At the system design level

  • Add semantic caches where appropriate. In some cases, caching whole queries and responses can be a great way of limiting the cost of common queries.
  • Control variance in your preambles. Prompt caches are only useful when they contain the prompts in sequence. Caches are effectively prefix-cached. Insertions or edits in the sequence mean that they're either not cached or only partially present.

Autoscaling and GPUs

Cloud Run automatically scales the number of instances of each revision based on factors such as CPU utilization and request concurrency. However, Cloud Run does not automatically scale the number of instances based on GPU utilization.

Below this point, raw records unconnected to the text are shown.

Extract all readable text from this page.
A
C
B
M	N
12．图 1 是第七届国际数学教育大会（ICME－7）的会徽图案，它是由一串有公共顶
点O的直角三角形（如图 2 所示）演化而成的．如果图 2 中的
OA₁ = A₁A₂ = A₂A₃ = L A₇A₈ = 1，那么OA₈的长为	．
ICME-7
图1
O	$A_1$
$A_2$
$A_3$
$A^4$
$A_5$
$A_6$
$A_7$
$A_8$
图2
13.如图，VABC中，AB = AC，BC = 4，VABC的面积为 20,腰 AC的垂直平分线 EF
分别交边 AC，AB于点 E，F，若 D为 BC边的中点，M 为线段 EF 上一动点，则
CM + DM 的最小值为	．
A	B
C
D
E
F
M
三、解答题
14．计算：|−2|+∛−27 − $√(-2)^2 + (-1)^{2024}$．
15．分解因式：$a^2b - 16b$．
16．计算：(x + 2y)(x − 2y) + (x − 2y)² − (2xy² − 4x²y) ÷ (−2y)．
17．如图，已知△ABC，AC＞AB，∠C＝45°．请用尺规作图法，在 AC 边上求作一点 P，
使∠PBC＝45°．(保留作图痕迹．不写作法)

For a revision with a GPU, if the revision does not have significant CPU usage, Cloud Run scales out for request concurrency. To achieve optimal scaling for request concurrency, you must set an optimal maximum concurrent requests per instance, as described in the next section.

Maximum concurrent requests per instance

The maximum concurrent requests per instance setting controls the maximum number of requests Cloud Run sends to a single instance at once. You must tune concurrency to match the maximum concurrency the code inside each instance can handle with good performance.

Maximum concurrency and AI workloads

When running an AI inference workload on a GPU in each instance, the maximum concurrency that the code can handle with good performance depends on specific framework and implementation details. The following impacts how you set the optimal maximum concurrent requests setting:

  • Number of model instances loaded onto the GPU
  • Number of parallel queries per model
  • Use of batching
  • Specific batch configuration parameters
  • Amount of non-GPU work

If maximum concurrent requests is set too high, requests might end up waiting inside the instance for access to the GPU, which leads to increased latency. If maximum concurrent requests is set too low, the GPU might be underutilized causing Cloud Run to scale out more instances than necessary.

A rule of thumb for configuring maximum concurrent requests for AI workloads is:

(Number of model instances * parallel queries per model) + (number of model instances * ideal batch size)

For example, suppose an instance loads 3 model instances onto the GPU, and each model instance can handle 4 parallel queries. The ideal batch size is also 4 because that is the number of parallel queries each model instance can handle. Using the rule of thumb, you would set maximum concurrent requests 24: (3 * 4) + (3 * 4).

Note that this formula is just a rule of thumb. The ideal maximum concurrent requests setting depends on the specific details of your implementation. To achieve your actual optimal performance, we recommend load testing your service with different maximum concurrent requests settings to evaluate which option performs best.

Throughput versus latency versus cost tradeoffs

See Throughput versus latency versus costs tradeoffs for the impact of maximum concurrent requests on throughput, latency, and cost. Note that all Cloud Run services using GPUs must have instance-based billing configured.